I think that I seem to have acquired a new hobby.

I've known about shape note sining for years and years. The Weavers did a few songs on some albums that I remember from when I was a kid. [1] And Cordelia's Dad (with Tim Erickson) came through town when I was kid and they sang a few Shape Note songs. [2] And the Morris Dancing gathering I attend has a lot of singing and a number of really awesome singers (many of whom, I think, read this blog, so hi folks.) It's been around.

I've always been intimidated by it.

I don't come from a singing background. I made the valiant effort to be musical as a kid: I washed out of choir in fourth grade; I played clarinet in middle school but it lost its wonder about half way through (though I still have a clarinet, I don't really play); [3] I've done some very ad hoc harmony singing with Morris Dancers and elsewhere, but my memory for lyrics is bad and while that's a bunch of fun and I don't think of that as a "hobby," or as the kind of thing one really does except when one happens around other singers. And the whole "book thing," about Sacred Harp singing always confused me.

And then, I had a series of pretty great experiences. I sang at the Morris Ale and had a great time, a couple or (three?) years in a row, and this year, I think something clicked. I got to sit behind a really strong bass and suddenly I could hear "it." The harmonies made sense. The book was helpful, but I stopped worrying about getting every note right, and had fun in the moment, and somehow I was able to sing better, or something. So I kept doing it. I went to a local singing right before I moved, and I've been to four local signings and since I moved out east, and then I went to a singing convention in New York City, and sang for a whole day.

And it rocked. I'm still clearly a beginner, but I'm starting to be able to see patterns in the music, and learn the words and tunes, figure out the rhythms and all that. And given that I've failed at doing the musical thing so much before, it's so interesting to me that I get it about something musical. That I can have fun and contribute to something that's kind of awesome to be a part of: both of the tradition, and of the really intense and awesome moments created during singings.

I wish there were better words to describe all this. The appeal of driving hundreds of miles to go sit in a room with a hundred or two hundred of people you don't really know, and sing these very "rustic" 19th century protestant hymns, and have it be both a very spiritual experience, and somehow that it not be a very religious experience.

The NYC singing that I went to--on Rosh Hashanah--had the opening Prayer in Hebrew. And the Sacred Harp tradition is intentionally very ecumenical, within of course the various American Protestant communities of the 19th century. I'm very strongly of the opinion that the appeal of this whole thing is this really hard to describe thing that happens in the moment. The sense of community, the ecstatic experience of the music, the nifty thing, when you feel the harmonies in your chest and the pulse of the rhythm in your whole body. Like that's really nifty, and special and totally worth while.

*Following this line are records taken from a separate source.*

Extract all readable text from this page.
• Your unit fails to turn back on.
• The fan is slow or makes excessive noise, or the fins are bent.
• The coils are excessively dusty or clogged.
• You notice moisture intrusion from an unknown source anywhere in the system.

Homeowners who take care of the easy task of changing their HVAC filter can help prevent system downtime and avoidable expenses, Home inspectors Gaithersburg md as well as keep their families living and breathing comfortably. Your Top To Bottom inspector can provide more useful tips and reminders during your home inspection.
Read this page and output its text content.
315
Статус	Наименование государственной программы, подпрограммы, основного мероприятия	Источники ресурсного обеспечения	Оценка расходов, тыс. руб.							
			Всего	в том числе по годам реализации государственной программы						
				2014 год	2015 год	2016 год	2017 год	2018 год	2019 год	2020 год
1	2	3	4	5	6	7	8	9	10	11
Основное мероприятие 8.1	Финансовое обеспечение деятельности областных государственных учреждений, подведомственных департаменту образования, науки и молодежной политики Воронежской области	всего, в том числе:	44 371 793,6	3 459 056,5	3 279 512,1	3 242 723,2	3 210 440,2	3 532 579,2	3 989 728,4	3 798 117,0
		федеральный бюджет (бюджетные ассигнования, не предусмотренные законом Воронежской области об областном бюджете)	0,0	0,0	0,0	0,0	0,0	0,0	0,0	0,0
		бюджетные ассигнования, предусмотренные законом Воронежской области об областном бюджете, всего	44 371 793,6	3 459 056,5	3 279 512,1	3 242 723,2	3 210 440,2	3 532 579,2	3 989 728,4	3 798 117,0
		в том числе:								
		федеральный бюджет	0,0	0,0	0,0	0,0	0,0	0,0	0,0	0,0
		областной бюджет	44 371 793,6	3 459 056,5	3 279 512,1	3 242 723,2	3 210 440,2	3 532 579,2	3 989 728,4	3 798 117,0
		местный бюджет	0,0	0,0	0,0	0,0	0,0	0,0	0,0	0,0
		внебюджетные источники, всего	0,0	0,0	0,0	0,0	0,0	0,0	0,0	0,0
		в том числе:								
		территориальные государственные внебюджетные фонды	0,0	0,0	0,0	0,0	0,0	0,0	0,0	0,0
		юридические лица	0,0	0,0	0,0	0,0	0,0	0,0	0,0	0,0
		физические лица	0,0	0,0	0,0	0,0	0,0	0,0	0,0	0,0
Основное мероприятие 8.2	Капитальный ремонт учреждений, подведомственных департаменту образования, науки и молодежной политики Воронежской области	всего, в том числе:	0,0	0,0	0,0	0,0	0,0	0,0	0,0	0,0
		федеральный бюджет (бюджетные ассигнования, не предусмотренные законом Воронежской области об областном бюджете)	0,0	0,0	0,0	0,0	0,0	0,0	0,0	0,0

I also feel a certain failure as a writer because I'm totally unable to communicate this in a way that I think borders on being sufficient. So I think I'll stop trying for the moment, and hopefully I'll sing with some of you soon.

Cheers!

[1]The songs were 209 (evening shade) and 155 (Northfield, which is among the most popular/familiar songs in the book and begins with the line "How Long Dear Savior").
[2]335 (Return Again,) is the one on the recording, and it gasp has an Cello/something doing the Bass part on the recording.
[3]Mostly, I think because clarinet is such an awkward instrument for folk music-type things, particularly when my ability to transpose music on the fly is slim to none.